Reflections on Bethel sophomore Owen Mantz’s self-published short story.
By Rachel Blood
There is a time, every so often, in which a reader finishes a piece of literature that has tilted the world on its axis and triggered a series of deep existential thoughts – a time in which the final page demands no other course of action than to close the book, flop down on one’s bed and contemplate life while marveling in the expertise of its author.
“Eyes of Glass” is one such story.
It’s a tale of desperate denial, hidden roots and the danger of one’s own mind that inspires a reader to live rather than let life waste away.

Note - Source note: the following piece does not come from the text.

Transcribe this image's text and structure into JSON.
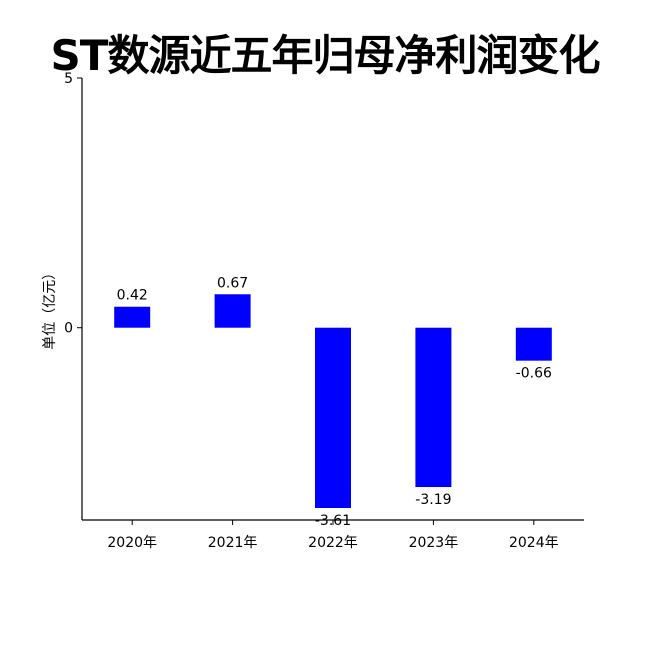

As the book opens, we don’t know much about protagonist Samael Wendell, but we do know that winter is coming and that Samael will do anything to stop it. Through haunting and grotesque images of eyes peeled open, blank expressions of passersby and the ominous ticking of an unseen clock, a sense of urgency is rooted and amplified within only a few pages. A physical manifestation of utter horror via Samael’s own imagination, there is some disturbing imagery that only further serves to illustrate the need for understanding in a cruel world.
As Samael and two mysterious companions search for the answer to stopping winter before it gets too close, we’re reminded of the utter fragility of life. There are so many things winter could represent in a story like this – something so ominous and near that our only instinct is to fight to prevent it at all costs. But I interpreted winter in this context as death – the overwhelmingly near end of all things.
Samael has a sinking feeling that as soon as winter arrives, he will experience the “irreversible loss of memory, of every instance of his life up until this moment, that would cause his conscious death, which was worse.” The fragility of life is illustrated in Samael’s journey as well as the dangers of getting too caught up in one’s own mind.
Wrapped in the throes of anxiety, Samael has successfully isolated himself and sunk into an endless cycle of intrinsic worry. Perhaps this is what happens when we forget to live – we do worse than dying. We fail to experience life and only worry about the day it comes to an end.
Deeper in this work is a desperate need to understand life in relation to a higher power. Samael struggles to reconcile his own abusive father with the notion of God the Father, perhaps questioning suffering.
Through characters like the fearless Cessair or the mysterious Lumia or the ominous and wise Grim, Mantz builds beings in the span of only a few pages who have lives of their own.
“Eyes of Glass” felt to me like something that should be studied, a masterpiece of language that should be analyzed and discussed in classrooms of bright minds. To think that it was written by Bethel’s own Owen Mantz, 19, blows my mind almost as much as the story’s ending.
I will not reveal that ending here. Instead, I urge you to take a day, a night, to read the 70-page story of shattered minds and souls.